Fires have catastrophic effects on both the natural and indoor built environment. The management of the complex fire risk factors for both known and unknown uncertainties requires an integrated approach between fire safety and architectural design professionals.

This research criticizes the non-existence of an integrated approach between fire safety and architectural design phases; and proposes an evaluation tool to detect and mitigate critical passive building characteristics vulnerabilities with regard to fire safety. The critical building characteristics were queried by systematic literature analysis, in which the escape route variables were identified as the highest impact for both fire safety evaluation and architectural design objectives.

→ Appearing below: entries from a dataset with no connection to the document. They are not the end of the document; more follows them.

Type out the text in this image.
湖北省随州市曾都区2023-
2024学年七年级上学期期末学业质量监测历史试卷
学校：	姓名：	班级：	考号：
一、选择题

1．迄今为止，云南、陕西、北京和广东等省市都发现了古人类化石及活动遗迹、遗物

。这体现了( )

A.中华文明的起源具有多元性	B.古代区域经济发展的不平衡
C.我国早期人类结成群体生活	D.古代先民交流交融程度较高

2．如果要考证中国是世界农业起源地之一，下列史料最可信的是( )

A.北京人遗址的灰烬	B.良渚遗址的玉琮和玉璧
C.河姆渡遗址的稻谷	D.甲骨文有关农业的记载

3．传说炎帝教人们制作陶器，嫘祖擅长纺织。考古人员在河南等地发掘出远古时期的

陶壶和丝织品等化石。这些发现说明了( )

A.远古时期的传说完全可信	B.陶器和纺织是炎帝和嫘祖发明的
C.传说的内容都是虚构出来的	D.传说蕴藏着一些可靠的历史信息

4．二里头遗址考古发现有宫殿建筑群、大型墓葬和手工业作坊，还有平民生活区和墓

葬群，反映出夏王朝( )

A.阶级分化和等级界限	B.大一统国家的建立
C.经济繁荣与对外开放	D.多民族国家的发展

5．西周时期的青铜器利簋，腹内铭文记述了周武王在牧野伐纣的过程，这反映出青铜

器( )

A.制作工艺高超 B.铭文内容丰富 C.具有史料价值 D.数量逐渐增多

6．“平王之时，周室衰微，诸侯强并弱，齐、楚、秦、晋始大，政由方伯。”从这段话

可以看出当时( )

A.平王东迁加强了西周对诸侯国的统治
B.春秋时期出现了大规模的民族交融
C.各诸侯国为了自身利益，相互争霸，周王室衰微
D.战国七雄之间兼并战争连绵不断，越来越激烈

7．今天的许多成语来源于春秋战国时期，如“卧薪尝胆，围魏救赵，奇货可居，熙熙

The methodology was constructed as an FVDM tool for the evaluation of buildings that are unique in terms of their escape route design. The test and visualization of the escape route vulnerability assessment methodology were performed on an Opera House building, which is an assembly occupancy with high risk factors and complex egress route organization. The FVDM model has several advantages over prevalent fire safety evaluation methodologies, including prescriptive codes, indexing methods and automated code checking systems. Firstly, the FVDM methodology evaluates the interrelations between input variables with the fuzzy rule-based connection between the variables and final output. Thus, the effects of each egress route variable change over total vulnerability can be tested on a single platform through the computerized fuzzy vulnerability model visualized in fuzzyTECH. Secondly, structured interviews were conducted with domain experts to enable the integration of human reasoning in the fire vulnerability evaluation process. The rule-based system was developed using the results of the structured interview. The domain experts used their priorities to define the relationships behind those priorities in linguistic terms. The vulnerability outputs were calculated by encoding the rules and expressed with linguistic vulnerability levels from very high to very low fire vulnerability. In addition, the linguistic expressions provided accessible communication between building professionals and contributed to the construction of fire safety awareness for fire resilient built environment. Thirdly, the visualization of vulnerabilities with colour-codes enables easy detection of fire safety weaknesses from common representation mediums such as plans and sections. As a result, communication time delays between the fire safety management team and other building professionals can be decreased. The practical limitation of the analysis is the use of CAD software to conduct visualization, for which the authors have already started to conduct further research to use integrated building information models.